For t > a; f(t) = 0. So, I get H(p) = L(f(t)) = 0. I can't get the answer for this case.

 

[benorin]

Consider that the integral runs through $0\leq\tau \leq a < t$ ? Is f(t)=0 the entire trip?

 

[vela]

You don't treat the two cases separately that way. Note that when you calculate $H(p)$, you integrate over $(0,\infty)$ so $H(p)$ incorporates all of the information about $h(t)$ already. You just need to be more careful about evaluating the convolution integral.

The function $h(t-\tau)$ is equal to 1 only if $0<t-\tau<a$. You should be able to convince yourself that when $t<a$, the integrand doesn't vanish over the entire interval $0 < \tau < t$, so you end up with the integral you evaluated.

When $t>a$, however, you again need $\tau < t$ so the upper limit doesn't change. But this time, you also need $\tau > t-a > 0$ for the integrand to not vanish, so the lower limit of the integral isn't 0 but $t-a$. This will lead to the answer you desire.

An alternative would be to calculate the convolution as
$$\int_0^t g(t-\tau) h(\tau)\,d\tau$$ which makes the limits more straightforward to figure out in the two cases.

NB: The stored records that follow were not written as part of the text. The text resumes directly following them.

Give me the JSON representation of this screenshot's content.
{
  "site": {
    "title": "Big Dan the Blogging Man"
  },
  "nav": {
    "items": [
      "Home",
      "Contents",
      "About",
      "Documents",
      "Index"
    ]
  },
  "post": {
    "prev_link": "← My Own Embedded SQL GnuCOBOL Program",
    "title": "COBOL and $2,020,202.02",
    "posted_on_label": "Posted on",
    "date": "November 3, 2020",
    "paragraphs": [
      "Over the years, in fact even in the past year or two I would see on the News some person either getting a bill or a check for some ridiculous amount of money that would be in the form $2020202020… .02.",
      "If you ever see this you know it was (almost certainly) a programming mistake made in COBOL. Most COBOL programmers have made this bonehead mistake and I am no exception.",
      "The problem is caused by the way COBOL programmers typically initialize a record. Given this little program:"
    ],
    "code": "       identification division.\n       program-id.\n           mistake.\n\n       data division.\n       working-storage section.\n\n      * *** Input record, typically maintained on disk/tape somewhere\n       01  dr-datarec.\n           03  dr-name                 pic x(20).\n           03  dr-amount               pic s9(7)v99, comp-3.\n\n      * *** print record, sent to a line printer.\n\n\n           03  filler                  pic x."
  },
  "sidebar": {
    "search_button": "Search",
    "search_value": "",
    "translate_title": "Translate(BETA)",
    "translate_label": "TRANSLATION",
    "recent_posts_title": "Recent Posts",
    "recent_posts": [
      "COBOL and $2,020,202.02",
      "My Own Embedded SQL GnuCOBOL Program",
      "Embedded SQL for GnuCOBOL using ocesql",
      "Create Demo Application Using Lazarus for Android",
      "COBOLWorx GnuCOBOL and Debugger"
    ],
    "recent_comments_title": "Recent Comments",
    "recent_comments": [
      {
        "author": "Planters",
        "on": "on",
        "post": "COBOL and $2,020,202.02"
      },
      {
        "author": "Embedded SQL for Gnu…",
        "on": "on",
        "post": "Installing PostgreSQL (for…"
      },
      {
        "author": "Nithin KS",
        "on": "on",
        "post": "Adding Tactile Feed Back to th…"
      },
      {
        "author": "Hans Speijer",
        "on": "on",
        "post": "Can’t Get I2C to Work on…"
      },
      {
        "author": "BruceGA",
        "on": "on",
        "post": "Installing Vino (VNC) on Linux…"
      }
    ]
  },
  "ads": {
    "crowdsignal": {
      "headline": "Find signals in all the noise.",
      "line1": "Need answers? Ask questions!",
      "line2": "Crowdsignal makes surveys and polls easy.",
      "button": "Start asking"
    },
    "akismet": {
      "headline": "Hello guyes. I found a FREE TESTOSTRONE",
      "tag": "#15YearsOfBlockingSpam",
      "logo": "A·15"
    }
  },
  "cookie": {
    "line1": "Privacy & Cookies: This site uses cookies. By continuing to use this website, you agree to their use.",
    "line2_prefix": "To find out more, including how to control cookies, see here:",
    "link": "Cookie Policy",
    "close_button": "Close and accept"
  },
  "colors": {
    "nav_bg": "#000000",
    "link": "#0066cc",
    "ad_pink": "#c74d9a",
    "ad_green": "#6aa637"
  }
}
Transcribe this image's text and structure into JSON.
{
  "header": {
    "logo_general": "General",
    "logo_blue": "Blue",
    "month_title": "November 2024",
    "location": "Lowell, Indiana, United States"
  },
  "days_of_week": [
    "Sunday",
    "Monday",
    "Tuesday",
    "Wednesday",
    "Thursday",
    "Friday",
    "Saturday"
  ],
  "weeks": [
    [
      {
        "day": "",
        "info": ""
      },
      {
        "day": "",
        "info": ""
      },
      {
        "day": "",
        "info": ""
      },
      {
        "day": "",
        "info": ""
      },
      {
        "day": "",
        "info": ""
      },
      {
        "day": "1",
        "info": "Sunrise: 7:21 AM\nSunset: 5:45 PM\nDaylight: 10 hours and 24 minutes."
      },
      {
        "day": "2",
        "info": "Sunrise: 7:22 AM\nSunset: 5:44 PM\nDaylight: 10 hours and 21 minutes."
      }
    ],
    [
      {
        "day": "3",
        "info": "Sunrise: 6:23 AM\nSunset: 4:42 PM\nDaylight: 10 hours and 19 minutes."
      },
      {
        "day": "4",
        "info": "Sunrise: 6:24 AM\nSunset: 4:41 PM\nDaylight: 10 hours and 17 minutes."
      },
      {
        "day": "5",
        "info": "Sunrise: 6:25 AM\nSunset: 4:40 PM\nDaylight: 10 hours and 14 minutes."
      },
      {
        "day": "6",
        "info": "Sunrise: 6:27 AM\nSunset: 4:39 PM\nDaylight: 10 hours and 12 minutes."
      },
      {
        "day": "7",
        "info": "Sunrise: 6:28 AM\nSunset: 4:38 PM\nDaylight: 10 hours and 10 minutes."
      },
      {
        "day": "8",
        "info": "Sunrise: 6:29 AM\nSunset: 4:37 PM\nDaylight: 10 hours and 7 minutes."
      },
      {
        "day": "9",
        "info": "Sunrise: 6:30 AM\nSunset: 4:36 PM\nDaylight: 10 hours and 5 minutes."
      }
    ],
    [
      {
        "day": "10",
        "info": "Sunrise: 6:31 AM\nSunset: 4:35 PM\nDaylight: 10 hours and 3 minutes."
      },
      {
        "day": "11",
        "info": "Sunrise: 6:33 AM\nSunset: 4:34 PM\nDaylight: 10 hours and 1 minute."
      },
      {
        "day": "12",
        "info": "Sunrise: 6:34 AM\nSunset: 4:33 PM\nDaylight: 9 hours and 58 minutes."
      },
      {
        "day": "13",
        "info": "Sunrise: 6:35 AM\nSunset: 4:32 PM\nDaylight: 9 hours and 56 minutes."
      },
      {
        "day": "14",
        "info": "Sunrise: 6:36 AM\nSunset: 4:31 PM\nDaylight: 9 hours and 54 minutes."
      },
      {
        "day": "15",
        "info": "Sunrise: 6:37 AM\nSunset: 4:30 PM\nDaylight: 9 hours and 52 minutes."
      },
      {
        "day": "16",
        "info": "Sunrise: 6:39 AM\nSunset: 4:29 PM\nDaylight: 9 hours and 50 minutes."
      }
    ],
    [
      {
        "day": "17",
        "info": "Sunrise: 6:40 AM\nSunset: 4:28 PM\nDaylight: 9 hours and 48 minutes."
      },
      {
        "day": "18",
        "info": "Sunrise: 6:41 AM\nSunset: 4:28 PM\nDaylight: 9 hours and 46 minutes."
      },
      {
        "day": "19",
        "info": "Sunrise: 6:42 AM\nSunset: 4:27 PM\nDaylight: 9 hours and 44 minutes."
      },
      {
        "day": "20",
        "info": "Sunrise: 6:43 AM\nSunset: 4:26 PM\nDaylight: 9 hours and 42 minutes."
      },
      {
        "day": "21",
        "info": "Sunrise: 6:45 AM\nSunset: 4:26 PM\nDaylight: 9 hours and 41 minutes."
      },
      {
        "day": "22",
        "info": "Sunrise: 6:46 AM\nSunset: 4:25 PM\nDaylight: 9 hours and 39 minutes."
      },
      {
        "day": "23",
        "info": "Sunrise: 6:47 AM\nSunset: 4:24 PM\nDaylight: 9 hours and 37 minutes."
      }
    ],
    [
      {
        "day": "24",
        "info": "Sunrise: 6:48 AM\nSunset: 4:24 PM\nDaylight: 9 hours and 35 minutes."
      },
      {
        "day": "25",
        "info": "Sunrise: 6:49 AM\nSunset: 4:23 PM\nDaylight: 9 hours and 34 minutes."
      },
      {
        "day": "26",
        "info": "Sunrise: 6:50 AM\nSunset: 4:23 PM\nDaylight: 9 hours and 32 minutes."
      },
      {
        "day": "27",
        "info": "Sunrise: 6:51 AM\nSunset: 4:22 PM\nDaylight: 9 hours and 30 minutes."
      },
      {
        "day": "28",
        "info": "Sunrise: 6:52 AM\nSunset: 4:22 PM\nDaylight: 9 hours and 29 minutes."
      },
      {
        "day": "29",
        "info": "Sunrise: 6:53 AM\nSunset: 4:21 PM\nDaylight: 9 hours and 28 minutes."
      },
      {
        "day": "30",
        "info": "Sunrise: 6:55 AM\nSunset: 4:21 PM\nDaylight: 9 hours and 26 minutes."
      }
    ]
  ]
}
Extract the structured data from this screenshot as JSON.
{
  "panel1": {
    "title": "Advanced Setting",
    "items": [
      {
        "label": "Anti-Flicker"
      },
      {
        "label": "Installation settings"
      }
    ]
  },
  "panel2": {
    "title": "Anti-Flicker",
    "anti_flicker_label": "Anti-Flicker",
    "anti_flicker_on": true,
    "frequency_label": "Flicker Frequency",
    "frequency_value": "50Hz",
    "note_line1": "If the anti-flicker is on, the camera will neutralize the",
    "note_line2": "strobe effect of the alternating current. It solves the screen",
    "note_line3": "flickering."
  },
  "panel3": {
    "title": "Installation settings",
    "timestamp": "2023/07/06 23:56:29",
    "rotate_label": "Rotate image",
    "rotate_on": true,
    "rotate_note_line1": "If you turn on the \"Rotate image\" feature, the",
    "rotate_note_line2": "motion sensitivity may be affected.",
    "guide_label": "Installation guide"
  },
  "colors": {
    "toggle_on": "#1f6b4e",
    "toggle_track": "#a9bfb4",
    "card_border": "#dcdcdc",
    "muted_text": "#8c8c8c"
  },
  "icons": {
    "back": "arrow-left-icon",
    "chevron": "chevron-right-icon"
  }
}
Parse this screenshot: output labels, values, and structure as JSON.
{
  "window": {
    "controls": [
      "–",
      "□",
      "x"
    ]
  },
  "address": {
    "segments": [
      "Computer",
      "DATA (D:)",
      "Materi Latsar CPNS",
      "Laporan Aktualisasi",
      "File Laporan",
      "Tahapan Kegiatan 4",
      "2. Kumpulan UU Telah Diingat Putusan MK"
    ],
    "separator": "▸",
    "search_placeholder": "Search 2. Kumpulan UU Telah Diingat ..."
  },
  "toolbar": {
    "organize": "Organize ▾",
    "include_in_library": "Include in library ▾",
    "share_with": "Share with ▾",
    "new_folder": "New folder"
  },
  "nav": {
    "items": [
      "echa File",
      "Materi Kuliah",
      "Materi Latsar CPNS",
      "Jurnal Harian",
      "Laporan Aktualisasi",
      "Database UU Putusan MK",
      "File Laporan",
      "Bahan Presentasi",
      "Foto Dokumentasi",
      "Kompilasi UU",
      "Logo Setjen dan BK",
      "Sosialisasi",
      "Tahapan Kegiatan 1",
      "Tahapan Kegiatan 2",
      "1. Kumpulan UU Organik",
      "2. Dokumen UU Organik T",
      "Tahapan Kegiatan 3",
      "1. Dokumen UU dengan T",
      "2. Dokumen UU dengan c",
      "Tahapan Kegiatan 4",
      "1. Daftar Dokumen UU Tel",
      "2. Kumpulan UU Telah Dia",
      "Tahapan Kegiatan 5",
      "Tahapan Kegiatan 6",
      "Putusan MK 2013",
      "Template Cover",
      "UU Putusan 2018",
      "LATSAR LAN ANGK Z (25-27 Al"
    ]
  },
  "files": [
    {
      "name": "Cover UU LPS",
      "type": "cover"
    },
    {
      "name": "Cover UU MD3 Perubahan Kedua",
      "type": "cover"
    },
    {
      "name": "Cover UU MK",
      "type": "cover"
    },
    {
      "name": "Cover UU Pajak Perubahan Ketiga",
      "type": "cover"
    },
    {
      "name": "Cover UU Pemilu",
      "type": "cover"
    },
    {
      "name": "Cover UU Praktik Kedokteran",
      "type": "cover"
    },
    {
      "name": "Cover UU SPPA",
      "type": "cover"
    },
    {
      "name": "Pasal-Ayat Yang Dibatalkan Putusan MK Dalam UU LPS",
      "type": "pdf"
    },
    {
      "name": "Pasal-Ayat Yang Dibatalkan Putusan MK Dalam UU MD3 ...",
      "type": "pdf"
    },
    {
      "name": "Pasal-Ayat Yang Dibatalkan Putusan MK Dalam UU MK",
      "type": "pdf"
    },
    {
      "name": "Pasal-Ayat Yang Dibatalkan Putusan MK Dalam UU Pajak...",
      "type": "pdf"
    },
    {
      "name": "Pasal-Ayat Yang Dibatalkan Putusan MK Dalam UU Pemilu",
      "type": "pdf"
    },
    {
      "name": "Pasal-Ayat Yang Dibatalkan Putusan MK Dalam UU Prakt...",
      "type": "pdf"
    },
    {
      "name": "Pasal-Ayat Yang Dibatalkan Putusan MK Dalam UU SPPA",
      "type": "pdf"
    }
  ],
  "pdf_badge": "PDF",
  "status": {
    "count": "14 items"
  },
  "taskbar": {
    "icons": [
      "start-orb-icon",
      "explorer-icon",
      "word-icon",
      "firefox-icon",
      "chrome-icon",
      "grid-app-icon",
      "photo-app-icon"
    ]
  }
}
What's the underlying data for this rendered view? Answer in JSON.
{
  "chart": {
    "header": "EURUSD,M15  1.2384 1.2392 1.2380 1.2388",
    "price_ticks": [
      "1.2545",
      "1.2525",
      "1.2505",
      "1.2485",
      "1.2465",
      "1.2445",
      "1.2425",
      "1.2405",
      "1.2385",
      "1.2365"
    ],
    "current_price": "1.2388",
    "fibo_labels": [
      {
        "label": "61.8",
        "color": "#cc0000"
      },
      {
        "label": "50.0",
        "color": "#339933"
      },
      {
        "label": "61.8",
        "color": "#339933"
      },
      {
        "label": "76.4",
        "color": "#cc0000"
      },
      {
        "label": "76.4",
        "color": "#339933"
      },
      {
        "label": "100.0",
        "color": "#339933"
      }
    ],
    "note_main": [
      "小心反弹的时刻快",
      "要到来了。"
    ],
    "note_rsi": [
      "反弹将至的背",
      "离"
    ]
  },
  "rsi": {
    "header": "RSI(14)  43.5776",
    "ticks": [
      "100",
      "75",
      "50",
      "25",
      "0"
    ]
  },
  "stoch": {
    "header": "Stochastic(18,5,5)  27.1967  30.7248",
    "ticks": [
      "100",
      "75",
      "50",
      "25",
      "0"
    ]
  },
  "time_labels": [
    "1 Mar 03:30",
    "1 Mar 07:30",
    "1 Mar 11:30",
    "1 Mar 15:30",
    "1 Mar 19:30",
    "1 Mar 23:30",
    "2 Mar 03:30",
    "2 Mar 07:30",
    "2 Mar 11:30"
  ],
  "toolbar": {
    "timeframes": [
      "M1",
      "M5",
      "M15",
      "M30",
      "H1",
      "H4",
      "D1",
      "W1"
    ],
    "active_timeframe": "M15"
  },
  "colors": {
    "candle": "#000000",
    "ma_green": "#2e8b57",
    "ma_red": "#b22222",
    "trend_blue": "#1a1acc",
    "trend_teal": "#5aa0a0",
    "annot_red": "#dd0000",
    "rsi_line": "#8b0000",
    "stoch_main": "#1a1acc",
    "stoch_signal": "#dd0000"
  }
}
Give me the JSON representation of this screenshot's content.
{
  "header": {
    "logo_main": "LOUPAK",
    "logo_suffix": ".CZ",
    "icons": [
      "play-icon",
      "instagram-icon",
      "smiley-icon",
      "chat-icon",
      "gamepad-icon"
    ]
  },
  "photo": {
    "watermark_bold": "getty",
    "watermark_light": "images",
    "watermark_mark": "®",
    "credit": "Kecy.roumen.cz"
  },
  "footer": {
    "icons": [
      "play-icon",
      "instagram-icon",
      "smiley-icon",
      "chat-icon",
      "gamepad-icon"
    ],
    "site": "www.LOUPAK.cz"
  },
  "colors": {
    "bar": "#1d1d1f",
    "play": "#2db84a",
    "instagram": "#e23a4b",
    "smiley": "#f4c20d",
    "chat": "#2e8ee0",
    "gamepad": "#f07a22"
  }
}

But you need to recognized that when you invert $G(p)$, you actually get $\frac 1\omega \sin\omega t\ u(t)$, where $u(t)$ is the unit step function.

Edit: fixed typo/sign error

 

[agnimusayoti]

Consider that the integral runs through $0\leq\tau \leq a < t$ ? Is f(t)=0 the entire trip?

mm, f(t) = 0 only if t > a. But, how this affect the integrand?

The function $h(\tau-t)$ is equal to 1 only if $0<t-\tau<a$. You should be able to convince yourself that when $t<a$, the integrand doesn't vanish over the entire interval $0 < \tau < t$, so you end up with the integral you evaluated.

Could you help me how to convince that the integrand doesn't vanish over that entire interval?

When $t>a$, however, you again need $\tau < t$ so the upper limit doesn't change. But this time, you also need $\tau > t-a > 0$ for the integrand to not vanish, so the lower limit of the integral isn't 0 but $t-a$. This will lead to the answer you desire.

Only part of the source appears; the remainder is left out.